Thanks to the pandemic, Apple and Google cannot move the production of some devices to Vietnam
Apple was originally expected to produce the AirPods 3 in Vietnam
The absence of experienced engineers in Vietnam also makes it difficult to start the production of new products in the country. One supply chain executive whose company works with Apple and Google says, “[Vietnam’s] engineering workforce is still far from adequate. With all the travel restrictions, it’s only feasible to make products in Vietnam that are already in mass production elsewhere, rather than starting production of upcoming products from scratch in the country.”

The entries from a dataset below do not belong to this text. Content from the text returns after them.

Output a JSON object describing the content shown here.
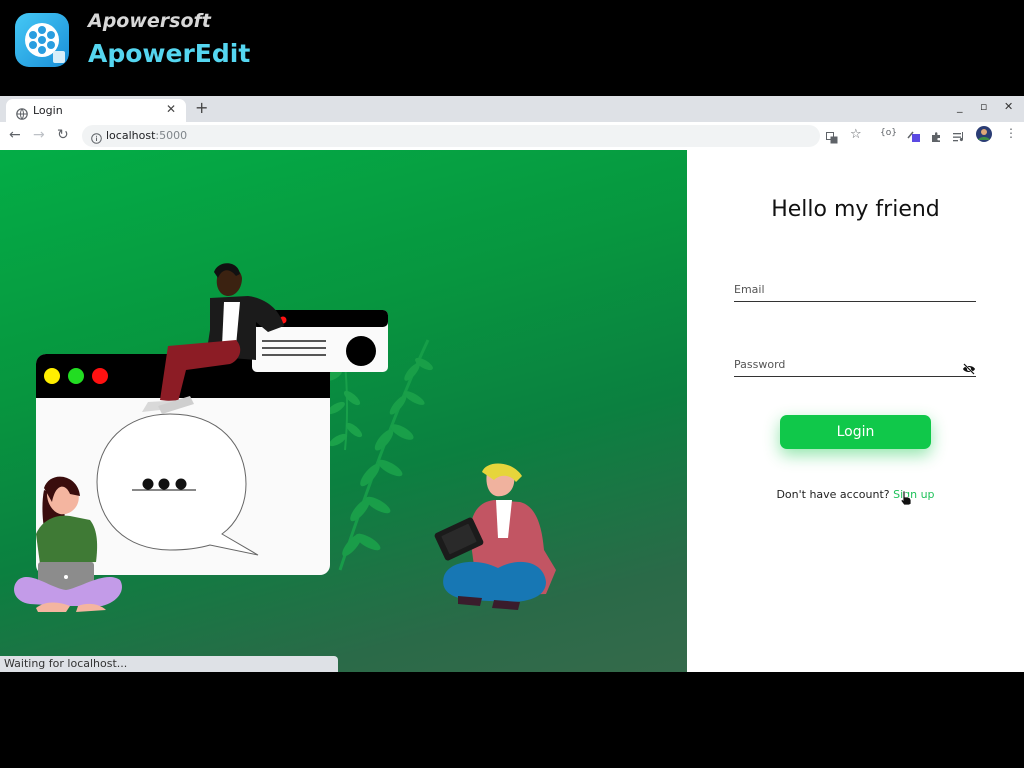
{
  "branding": {
    "maker": "Apowersoft",
    "app_name": "ApowerEdit",
    "logo_icon": "film-reel-icon"
  },
  "browser": {
    "tab": {
      "title": "Login",
      "favicon": "globe-icon"
    },
    "new_tab_symbol": "+",
    "window_controls": [
      "_",
      "▫",
      "✕"
    ],
    "url": {
      "host": "localhost",
      "port": ":5000"
    },
    "status_text": "Waiting for localhost..."
  },
  "login": {
    "greeting": "Hello my friend",
    "email_placeholder": "Email",
    "password_placeholder": "Password",
    "button_label": "Login",
    "signup_prompt": "Don't have account?",
    "signup_link": "Sign up"
  },
  "colors": {
    "brand_accent": "#55d6f0",
    "primary_green": "#10c84a",
    "hero_green": "#07963f"
  }
}
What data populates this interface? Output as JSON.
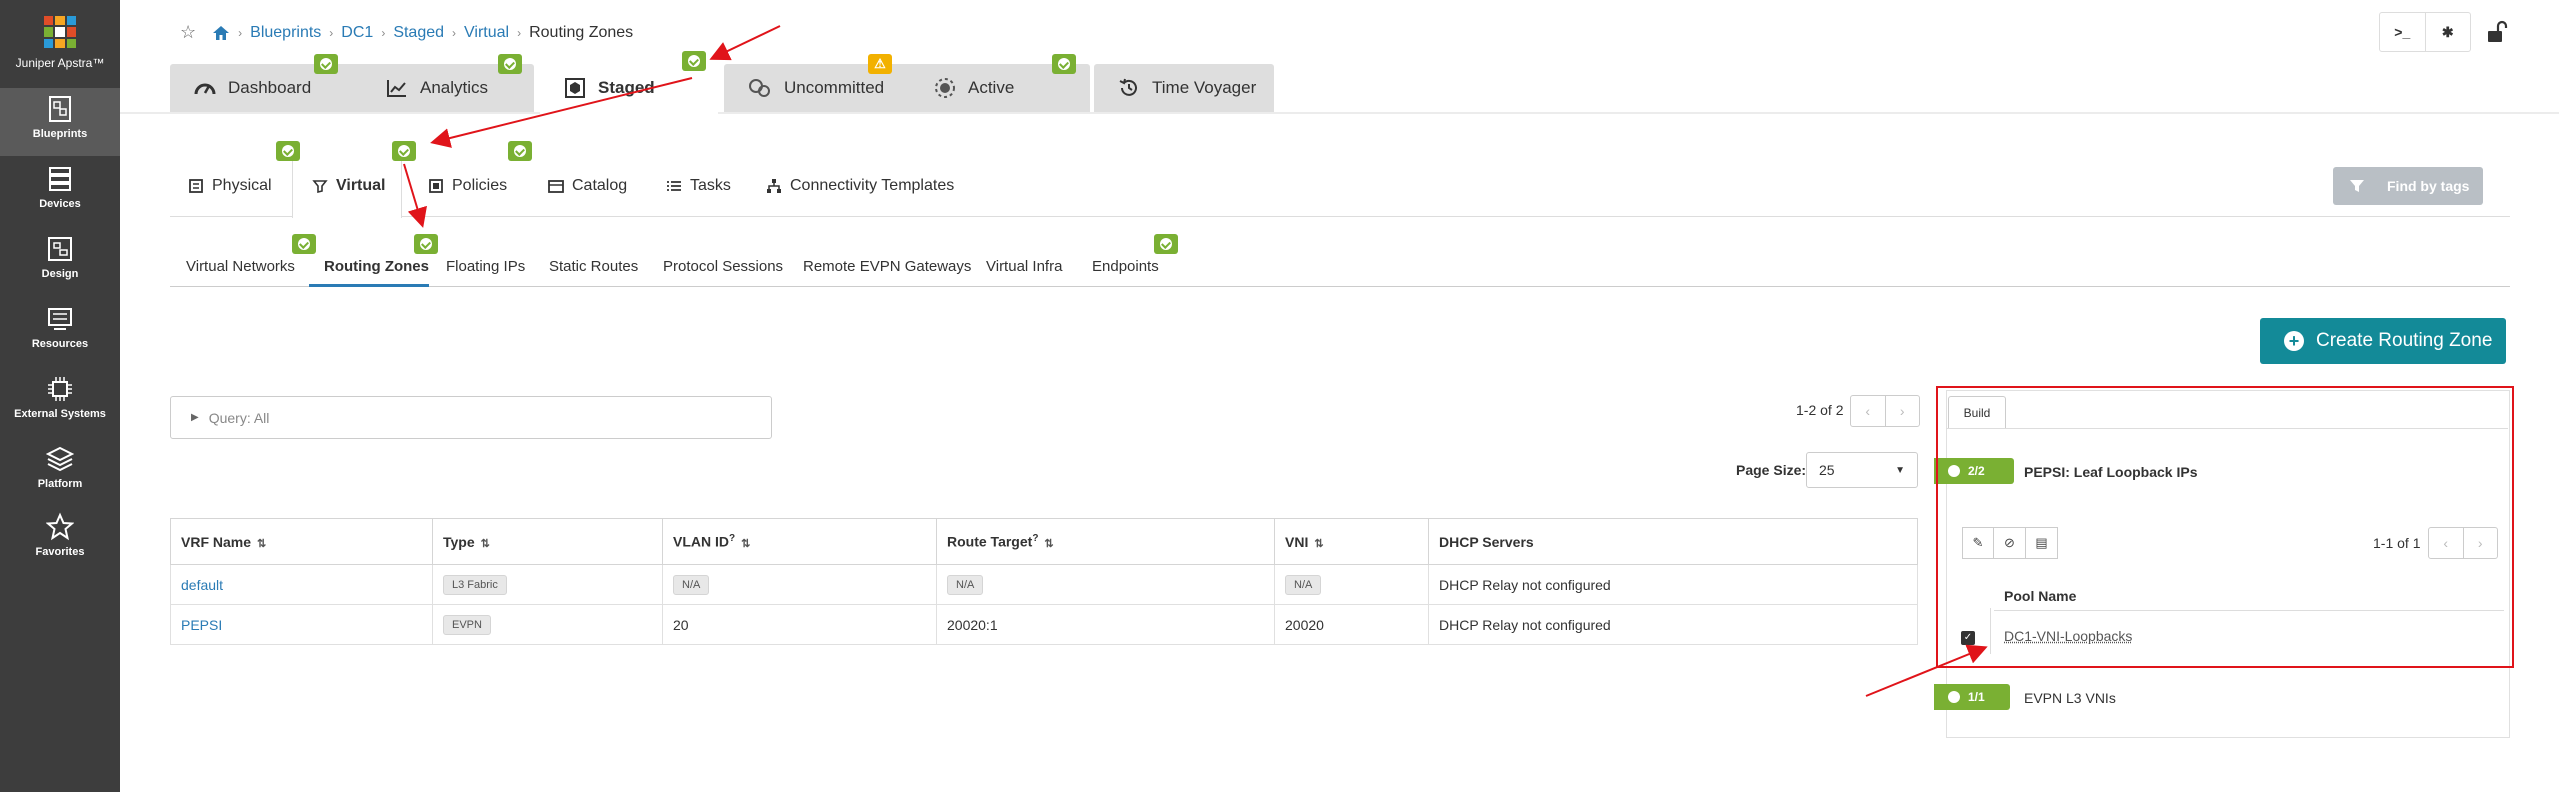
{
  "sidebar": {
    "brand": "Juniper Apstra™",
    "items": [
      {
        "label": "Blueprints",
        "icon": "blueprints-icon",
        "active": true
      },
      {
        "label": "Devices",
        "icon": "devices-icon",
        "active": false
      },
      {
        "label": "Design",
        "icon": "design-icon",
        "active": false
      },
      {
        "label": "Resources",
        "icon": "resources-icon",
        "active": false
      },
      {
        "label": "External Systems",
        "icon": "external-systems-icon",
        "active": false
      },
      {
        "label": "Platform",
        "icon": "platform-icon",
        "active": false
      },
      {
        "label": "Favorites",
        "icon": "star-icon",
        "active": false
      }
    ]
  },
  "breadcrumb": [
    "Blueprints",
    "DC1",
    "Staged",
    "Virtual"
  ],
  "breadcrumb_current": "Routing Zones",
  "top_tabs": [
    {
      "label": "Dashboard",
      "icon": "speedometer-icon",
      "badge": "ok"
    },
    {
      "label": "Analytics",
      "icon": "chart-line-icon",
      "badge": "ok"
    },
    {
      "label": "Staged",
      "icon": "staged-icon",
      "badge": "ok",
      "active": true
    },
    {
      "label": "Uncommitted",
      "icon": "uncommitted-icon",
      "badge": "warn"
    },
    {
      "label": "Active",
      "icon": "active-icon",
      "badge": "ok"
    },
    {
      "label": "Time Voyager",
      "icon": "history-icon"
    }
  ],
  "sub_tabs": [
    "Physical",
    "Virtual",
    "Policies",
    "Catalog",
    "Tasks",
    "Connectivity Templates"
  ],
  "sub_tab_active": "Virtual",
  "find_by_tags": "Find by tags",
  "virtual_tabs": [
    "Virtual Networks",
    "Routing Zones",
    "Floating IPs",
    "Static Routes",
    "Protocol Sessions",
    "Remote EVPN Gateways",
    "Virtual Infra",
    "Endpoints"
  ],
  "virtual_tab_active": "Routing Zones",
  "create_button": "Create Routing Zone",
  "query": "Query: All",
  "pager": {
    "text": "1-2 of 2",
    "page_size_label": "Page Size:",
    "page_size": "25"
  },
  "table": {
    "headers": [
      "VRF Name",
      "Type",
      "VLAN ID",
      "Route Target",
      "VNI",
      "DHCP Servers"
    ],
    "rows": [
      {
        "vrf": "default",
        "type": "L3 Fabric",
        "vlan": "N/A",
        "rt": "N/A",
        "vni": "N/A",
        "dhcp": "DHCP Relay not configured"
      },
      {
        "vrf": "PEPSI",
        "type": "EVPN",
        "vlan": "20",
        "rt": "20020:1",
        "vni": "20020",
        "dhcp": "DHCP Relay not configured"
      }
    ]
  },
  "panel": {
    "tab": "Build",
    "group1": {
      "badge": "2/2",
      "title": "PEPSI: Leaf Loopback IPs"
    },
    "pager": "1-1 of 1",
    "col": "Pool Name",
    "pool": "DC1-VNI-Loopbacks",
    "group2": {
      "badge": "1/1",
      "title": "EVPN L3 VNIs"
    }
  },
  "colors": {
    "sidebar": "#3d3d3d",
    "accent": "#138a98",
    "link": "#2a7bb5",
    "ok": "#7ab033",
    "warn": "#f2b100",
    "annotation": "#e0141a"
  }
}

China and Vietnam have both tightened up their borders and are issuing passports at a slower rate in an attempt to slow down the spread of the delta variant of COVID-19. This has been confirmed by China’s National Immigration Administration. Moving production to Vietnam was made more difficult by a wave of COVID-19 infections that took place in the country back in May.
Several supply chain managers in China told the Nikkei that their staff is finding it harder to apply for business trips to Vietnam. A senior manager of an Amazon supplier says, “The border control has been tightened in the past few months. We could not easily dispatch our Chinese engineers to support our production projects for Amazon in northern Vietnam, so the company has been bringing in fully vaccinated Taiwanese engineers from China.”
To combat the rapidly spreading virus in Vietnam, several manufacturers have stopped production in the country including Samsung. Apple suppliers Foxconn, Luxshare, and Goertek also briefly halted production in Northern Vietnam back in May.
Annabelle Hsu, an IDC analyst, said that any setback for Vietnam is likely to be temporary. She said “We noticed there are some impacts on production lines and a slowdown in shifting of production capacity due to COVID-19 resurgence and government measures. However, we don’t think the Vietnamese government will adopt such strict measures for very long, otherwise it will affect its own economy and its rising manufacturing prowess.”